Episode 6: Dr Jessica Zitter
In this episode, I spoke with Dr Jessica Zitter. She first came to my attention after I read this New York Times article, which crystallised the dissonance and conflict I suspect a lot of critical care physicians feel around the marshalling of the end of life for their patients.
The ‘slow burn’ of psychedelic science is as it should be – the gradual percolation of their empirically ratified benefits through medicine and then hopefully into mainstream society. At the time of writing, the research into the therapeutic benefits of psilocybin in end-of-life care, for example, seems to be proceeding at a pace that Goldilocks would approve of - not excessively slowed down by obfuscating bureaucrats, nor impatiently pushed along by overzealous stakeholders and evangelists. This gives us time to have a cultural conversation about how we can best integrate these substances into the care of the dying.

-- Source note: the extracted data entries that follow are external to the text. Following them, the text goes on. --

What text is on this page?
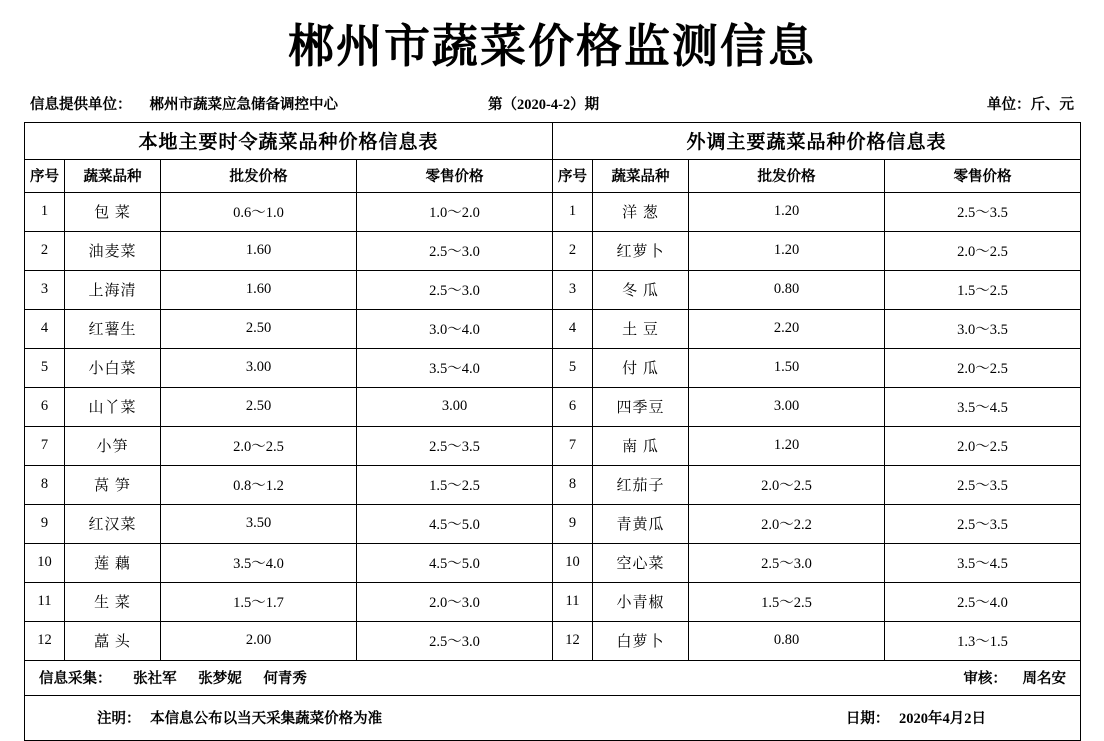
郴州市蔬菜价格监测信息
信息提供单位： 郴州市蔬菜应急储备调控中心	第（2020-4-2）期	单位：斤、元
本地主要时令蔬菜品种价格信息表				外调主要蔬菜品种价格信息表			
序号	蔬菜品种	批发价格	零售价格	序号	蔬菜品种	批发价格	零售价格
1	包 菜	0.6～1.0	1.0～2.0	1	洋 葱	1.20	2.5～3.5
2	油麦菜	1.60	2.5～3.0	2	红萝卜	1.20	2.0～2.5
3	上海清	1.60	2.5～3.0	3	冬 瓜	0.80	1.5～2.5
4	红薯生	2.50	3.0～4.0	4	土 豆	2.20	3.0～3.5
5	小白菜	3.00	3.5～4.0	5	付 瓜	1.50	2.0～2.5
6	山丫菜	2.50	3.00	6	四季豆	3.00	3.5～4.5
7	小笋	2.0～2.5	2.5～3.5	7	南 瓜	1.20	2.0～2.5
8	莴 笋	0.8～1.2	1.5～2.5	8	红茄子	2.0～2.5	2.5～3.5
9	红汉菜	3.50	4.5～5.0	9	青黄瓜	2.0～2.2	2.5～3.5
10	莲 藕	3.5～4.0	4.5～5.0	10	空心菜	2.5～3.0	3.5～4.5
11	生 菜	1.5～1.7	2.0～3.0	11	小青椒	1.5～2.5	2.5～4.0
12	藠 头	2.00	2.5～3.0	12	白萝卜	0.80	1.3～1.5

信息采集： 张社军 张梦妮 何青秀 审核： 周名安							

注明： 本信息公布以当天采集蔬菜价格为准 日期： 2020年4月2日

If the phase 3 trials for psilocybin and other psychedelics in the fields of palliative care produce a shade of the benefits seen in phase 2, then the proposition of their normative prescription for end of life issues will move from the realms of absolute psychonaut fantasy to possible medical reality.
Furthermore (and barring some massive paradigm shift in the nature of health care hierarchy), doctors will very likely spearhead the prescription of such substances to the dying. I wanted to get a ‘Physicians eye view’ of the current state of play in the world of palliative medicine - and that’s where Jessica comes in.

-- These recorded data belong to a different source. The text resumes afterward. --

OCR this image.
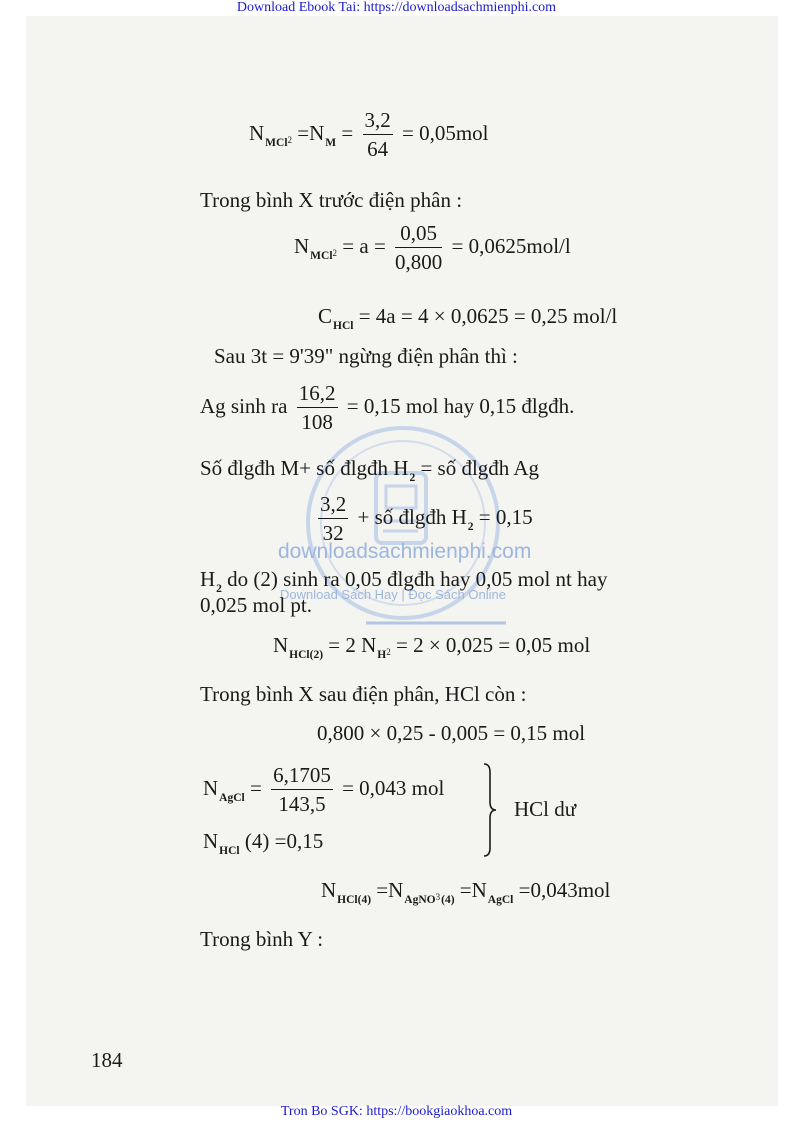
Download Ebook Tai: https://downloadsachmienphi.com
downloadsachmienphi.com
Download Sách Hay | Đọc Sách Online
$N_{MCl}2 =N_M = \frac{3,2}{64} = 0,05mol$
Trong bình X trước điện phân :
$N_{MCl}2 = a = \frac{0,05}{0,800} = 0,0625mol/l$
$C_{HCl} = 4a = 4 \times 0,0625 = 0,25$ mol/l
Sau 3t = 9'39" ngừng điện phân thì :
Ag sinh ra $\frac{16,2}{108} = 0,15$ mol hay 0,15 đlgđh.
Số đlgđh M+ số đlgđh $H_2$ = số đlgđh Ag
$\frac{3,2}{32}$ + số đlgđh $H_2 = 0,15$
$H_2$ do (2) sinh ra 0,05 đlgđh hay 0,05 mol nt hay
0,025 mol pt.
$N_{HCl(2)} = 2$ $N_H2 = 2 \times 0,025 = 0,05$ mol
Trong bình X sau điện phân, HCl còn :
0,800 × 0,25 - 0,005 = 0,15 mol
$N_{AgCl} = \frac{6,1705}{143,5} = 0,043$ mol
$N_{HCl}$ (4) =0,15
HCl dư
$N_{HCl(4)} =N_{AgNO}3_{(4)} =N_{AgCl} =0,043mol$
Trong bình Y :
184
Tron Bo SGK: https://bookgiaokhoa.com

She speaks with a nice combination of candour and humour, and confidence mediated with circumspection. I hope you enjoy the conversation.
We discuss
Her Netflix documentary Extremis
The rise of the palliative care movement
Her paradigm shift to more holistic care and her straddling of the two worlds of palliative care and intensive care
Her book Extreme measures
Her article - ‘on being relevant’ and a recalibration of hierarchical structures
How spiritual and physiological suffering require different skill-sets in terms of treatment
Jessica’s work with her chaplain and her mixed feelings of being part of a team
Jessica’s hope for the phase 3 trials coming back with useful tool that perform an ‘incredibly heavy lift’ for people needing help at the end of life
the phenomena of Extremis and how it might reveal an unmet societal need
Her new movie about ‘caregiver burden’
Teaching her own Daughters sex ed (for which I argue she should be immediately struck off)

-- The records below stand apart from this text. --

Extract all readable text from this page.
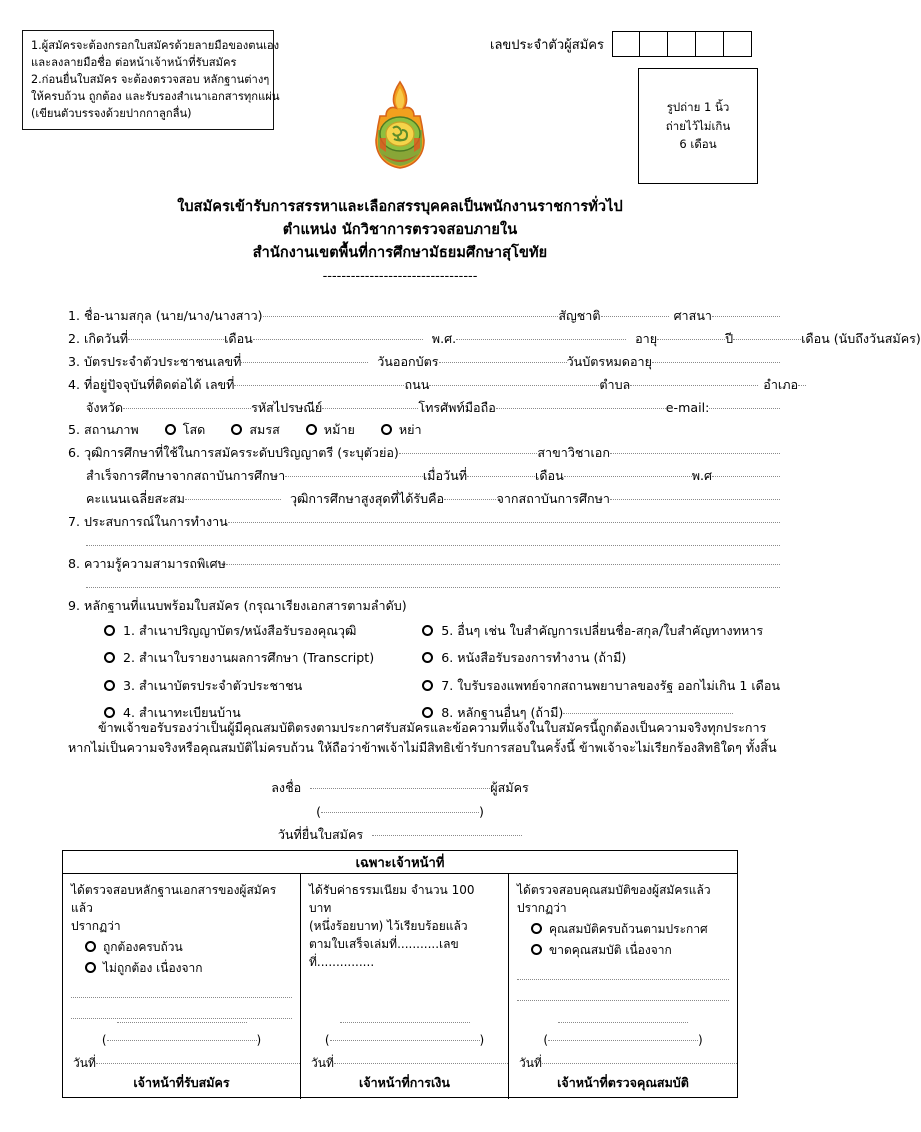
1.ผู้สมัครจะต้องกรอกใบสมัครด้วยลายมือของตนเอง
และลงลายมือชื่อ ต่อหน้าเจ้าหน้าที่รับสมัคร
2.ก่อนยื่นใบสมัคร จะต้องตรวจสอบ หลักฐานต่างๆ
ให้ครบถ้วน ถูกต้อง และรับรองสำเนาเอกสารทุกแผ่น
(เขียนตัวบรรจงด้วยปากกาลูกลื่น)
เลขประจำตัวผู้สมัคร
รูปถ่าย 1 นิ้ว
ถ่ายไว้ไม่เกิน
6 เดือน
ใบสมัครเข้ารับการสรรหาและเลือกสรรบุคคลเป็นพนักงานราชการทั่วไป
ตำแหน่ง นักวิชาการตรวจสอบภายใน
สำนักงานเขตพื้นที่การศึกษามัธยมศึกษาสุโขทัย
---------------------------------
1. ชื่อ-นามสกุล (นาย/นาง/นางสาว)	สัญชาติ	ศาสนา
2. เกิดวันที่	เดือน	พ.ศ.	อายุ	ปี	เดือน (นับถึงวันสมัคร)
3. บัตรประจำตัวประชาชนเลขที่	วันออกบัตร	วันบัตรหมดอายุ
4. ที่อยู่ปัจจุบันที่ติดต่อได้ เลขที่	ถนน	ตำบล	อำเภอ
จังหวัด	รหัสไปรษณีย์	โทรศัพท์มือถือ	e-mail:
5. สถานภาพ	โสด	สมรส	หม้าย	หย่า
6. วุฒิการศึกษาที่ใช้ในการสมัครระดับปริญญาตรี (ระบุตัวย่อ)	สาขาวิชาเอก
สำเร็จการศึกษาจากสถาบันการศึกษา	เมื่อวันที่	เดือน	พ.ศ
คะแนนเฉลี่ยสะสม	วุฒิการศึกษาสูงสุดที่ได้รับคือ	จากสถาบันการศึกษา
7. ประสบการณ์ในการทำงาน
8. ความรู้ความสามารถพิเศษ
9. หลักฐานที่แนบพร้อมใบสมัคร (กรุณาเรียงเอกสารตามลำดับ)
1. สำเนาปริญญาบัตร/หนังสือรับรองคุณวุฒิ
2. สำเนาใบรายงานผลการศึกษา (Transcript)
3. สำเนาบัตรประจำตัวประชาชน
4. สำเนาทะเบียนบ้าน
5. อื่นๆ เช่น ใบสำคัญการเปลี่ยนชื่อ-สกุล/ใบสำคัญทางทหาร
6. หนังสือรับรองการทำงาน (ถ้ามี)
7. ใบรับรองแพทย์จากสถานพยาบาลของรัฐ ออกไม่เกิน 1 เดือน
8. หลักฐานอื่นๆ (ถ้ามี)
ข้าพเจ้าขอรับรองว่าเป็นผู้มีคุณสมบัติตรงตามประกาศรับสมัครและข้อความที่แจ้งในใบสมัครนี้ถูกต้องเป็นความจริงทุกประการ
หากไม่เป็นความจริงหรือคุณสมบัติไม่ครบถ้วน ให้ถือว่าข้าพเจ้าไม่มีสิทธิเข้ารับการสอบในครั้งนี้ ข้าพเจ้าจะไม่เรียกร้องสิทธิใดๆ ทั้งสิ้น
ลงชื่อ	ผู้สมัคร
(	)
วันที่ยื่นใบสมัคร
เฉพาะเจ้าหน้าที่
ได้ตรวจสอบหลักฐานเอกสารของผู้สมัครแล้ว
ปรากฏว่า
ถูกต้องครบถ้วน
ไม่ถูกต้อง เนื่องจาก
(	)
วันที่
เจ้าหน้าที่รับสมัคร
ได้รับค่าธรรมเนียม จำนวน 100 บาท
(หนึ่งร้อยบาท) ไว้เรียบร้อยแล้ว
ตามใบเสร็จเล่มที่...........เลขที่...............
(	)
วันที่
เจ้าหน้าที่การเงิน
ได้ตรวจสอบคุณสมบัติของผู้สมัครแล้ว
ปรากฏว่า
คุณสมบัติครบถ้วนตามประกาศ
ขาดคุณสมบัติ เนื่องจาก
(	)
วันที่
เจ้าหน้าที่ตรวจคุณสมบัติ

Further scarring her kids by teaching them about Herpetic Penises (don’t even ask)
Not being able to make it through Friday night dinner without talking about death
How kids can cope with properly calibrated and age appropriate conversations about death
Other podcasts where Dr Zitter has spoken at length about the legality if things such as advanced directives and legal issues surrounding end of life
Her deepest fear about end of life,
Her article miracles don’t come cheap about the relative rarity of people coming back from the brink
Jessica’s desire for a ‘peace blanket’ at the end, and how psychedelics might aid with this
Resources for how to get ready for your death
Her website and her socials
Dr Jessica Zitter M.D.
Critical and Palliative Care specialist - Author of Extreme measures
Dr. Jessica Nutik Zitter, MD, MPH, is a national advocate for transforming the way people die in America. She is Harvard and UCSF-trained to practice the unusual combination of Critical and Palliative Care medicine. She works as an Attending Physician at a public hospital in Oakland, California.
Dr. Zitter is the author of the newly released Extreme Measures: Finding a Better Path to the End of Life. She is a regular contributor to The New York Times and her articles have appeared in The Atlantic, Time Magazine, Journal of the American Medical Association, The Washington Post and many other publications.
Dr. Zitter’s work is featured in the Academy and Emmy-nominated short documentary “Extremis,” available on Netflix.